Foreclosure for Taxes
Yes, the property tax collector can still foreclose if the property taxes are not paid. The foreclosure would transfer the title to a buyer of the tax lien debt (whether deed or certificate), so the title would change. And if the occupant could not work out a debt with the buyer of the tax debt, it would allow him to foreclose. But because there is little invested, no expectation of any windfalls from equity or appreciation, it would be just as easy for that occupant to find another deal just like it with another property, a new LLC and enter into the operating agreement just like before, the only loss being the costs of moving.
It would also allow the new tax lien buyer to hold the title in his own LLC and just continue like everyone else, sell occupancy and jointly control the title. This new arrangement would work for everyone. How would the occupant protect his interests in the property with insurance?

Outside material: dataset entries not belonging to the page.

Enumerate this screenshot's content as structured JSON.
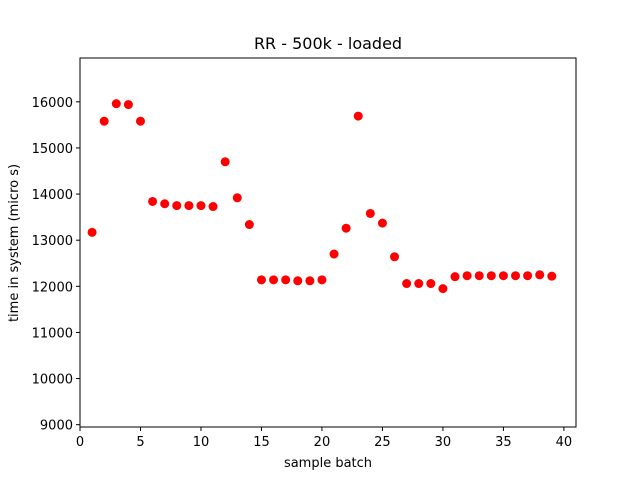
{
  "chart_data": {
    "type": "scatter",
    "title": "RR - 500k - loaded",
    "xlabel": "sample batch",
    "ylabel": "time in system (micro s)",
    "xlim": [
      0,
      41
    ],
    "ylim": [
      8950,
      16950
    ],
    "xticks": [
      0,
      5,
      10,
      15,
      20,
      25,
      30,
      35,
      40
    ],
    "yticks": [
      9000,
      10000,
      11000,
      12000,
      13000,
      14000,
      15000,
      16000
    ],
    "grid": false,
    "marker_color": "#ff0000",
    "series": [
      {
        "x": [
          1,
          2,
          3,
          4,
          5,
          6,
          7,
          8,
          9,
          10,
          11,
          12,
          13,
          14,
          15,
          16,
          17,
          18,
          19,
          20,
          21,
          22,
          23,
          24,
          25,
          26,
          27,
          28,
          29,
          30,
          31,
          32,
          33,
          34,
          35,
          36,
          37,
          38,
          39
        ],
        "y": [
          13170,
          15580,
          15960,
          15940,
          15580,
          13840,
          13790,
          13750,
          13750,
          13750,
          13730,
          14700,
          13920,
          13340,
          12140,
          12140,
          12140,
          12120,
          12120,
          12140,
          12700,
          13260,
          15690,
          13580,
          13370,
          12640,
          12060,
          12060,
          12060,
          11950,
          12210,
          12230,
          12230,
          12230,
          12230,
          12230,
          12230,
          12250,
          12220
        ]
      }
    ]
  }
}
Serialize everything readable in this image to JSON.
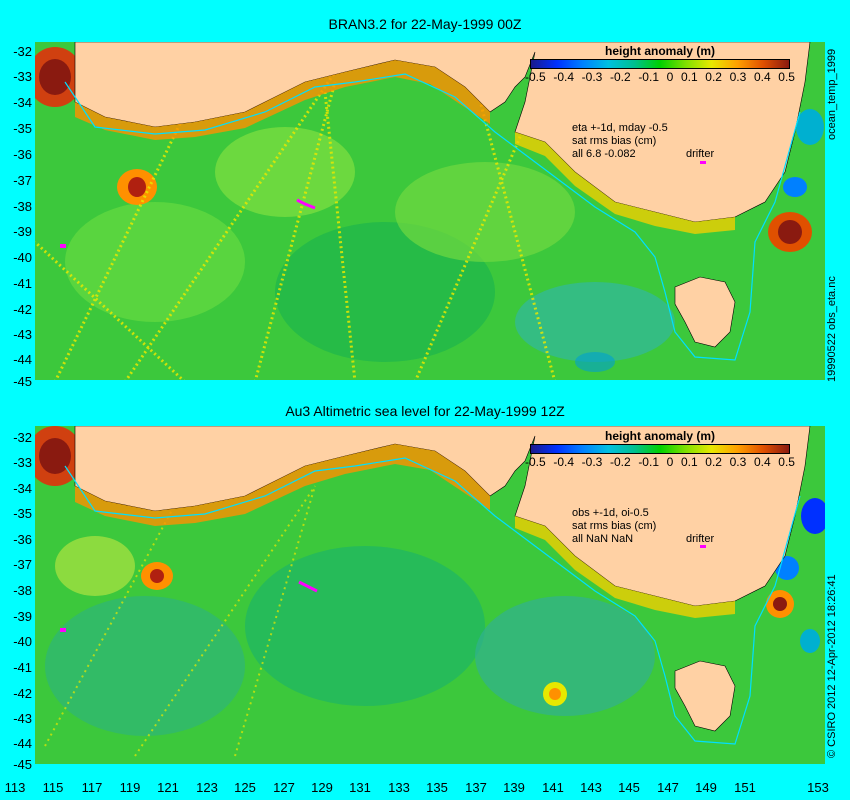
{
  "top_panel": {
    "title": "BRAN3.2 for 22-May-1999 00Z",
    "legend_title": "height anomaly (m)",
    "info": "eta +-1d, mday -0.5\nsat rms bias (cm)\nall 6.8 -0.082",
    "drifter_label": "drifter",
    "side_label": "ocean_temp_1999",
    "side_label_2": "19990522 obs_eta.nc"
  },
  "bottom_panel": {
    "title": "Au3 Altimetric sea level  for 22-May-1999 12Z",
    "legend_title": "height anomaly (m)",
    "info": "obs +-1d, oi-0.5\nsat rms bias (cm)\nall NaN NaN",
    "drifter_label": "drifter",
    "side_label": "© CSIRO 2012  12-Apr-2012 18:26:41"
  },
  "colorbar_ticks": [
    "-0.5",
    "-0.4",
    "-0.3",
    "-0.2",
    "-0.1",
    "0",
    "0.1",
    "0.2",
    "0.3",
    "0.4",
    "0.5"
  ],
  "y_ticks": [
    "-32",
    "-33",
    "-34",
    "-35",
    "-36",
    "-37",
    "-38",
    "-39",
    "-40",
    "-41",
    "-42",
    "-43",
    "-44",
    "-45"
  ],
  "x_ticks": [
    "113",
    "115",
    "117",
    "119",
    "121",
    "123",
    "125",
    "127",
    "129",
    "131",
    "133",
    "135",
    "137",
    "139",
    "141",
    "143",
    "145",
    "147",
    "149",
    "151",
    "153"
  ],
  "colors": {
    "background": "#00ffff",
    "land": "#ffd1a4",
    "ocean_base": "#3cc83c",
    "drifter": "#ff00ff"
  }
}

We can take steps to mitigate risks without insurance, as used in the traditional sense.
● Structural damage
Your house should be located and constructed properly. Don’t build in a dry river bed or below sea level, and build it well so it can withstand the appropriate level of weathering. Even with all of these precautions, there will still be some risk to structural damages, but you will have greatly minimized this risk with planning, building and re-building.
● Personal liability
Because your name is not on the title, you won’t have any personal liability. If anyone were to sue the owner for a physical injury, he would have nothing more than a judgment lien (assuming he won because there was no need to defendant against the claim) and the lien would eventually expire or be severed in another foreclosure (it would be uncollectible).
● Contents (chattels)
A renter’s policy would work perfectly to cover the contents of your home, it’s a lease agreement, nothing new. But you could install an appropriate security system and use vaults for certain items and locks on drawers, etc.
While steps can be taken to greatly reduce known risks for your property, they cannot be totally eliminated. But your need for traditional insurance should be greatly diminished accordingly, or it should be diminished enough to where you would be willing and easily able to set aside enough money to cover them yourself. These remaining risks can be covered in the operating agreement by all parties as well, not just the tenant or the co-party tenant.
Foreclosure for Mortgages
Using residential homes in this way would eventually eliminate the need or usefulness for mortgages. In fact, in the near future, as these ideas are adopted, I believe mortgages will be seen as a “very stupid idea”.
However, let’s say there is a mortgage, where the borrower is the LLC. It would likely a short term mortgage, more like a 7 year term, and a hard money loan (not from a bank). If the terms of the mortgage are not met, well, we already have laws in place to protect the lender. And look at the interests of the tenants, it would not be several hundred thousands of dollars in equity at risk, just some moving costs. In fact the costs of foreclosure, even uncontested, might be more than the value of the mortgage or the property.
I see this as a trend, people are already realizing that we can use property this way. Maybe we will be recording these operating agreements on the blockchain, but that’s another subject.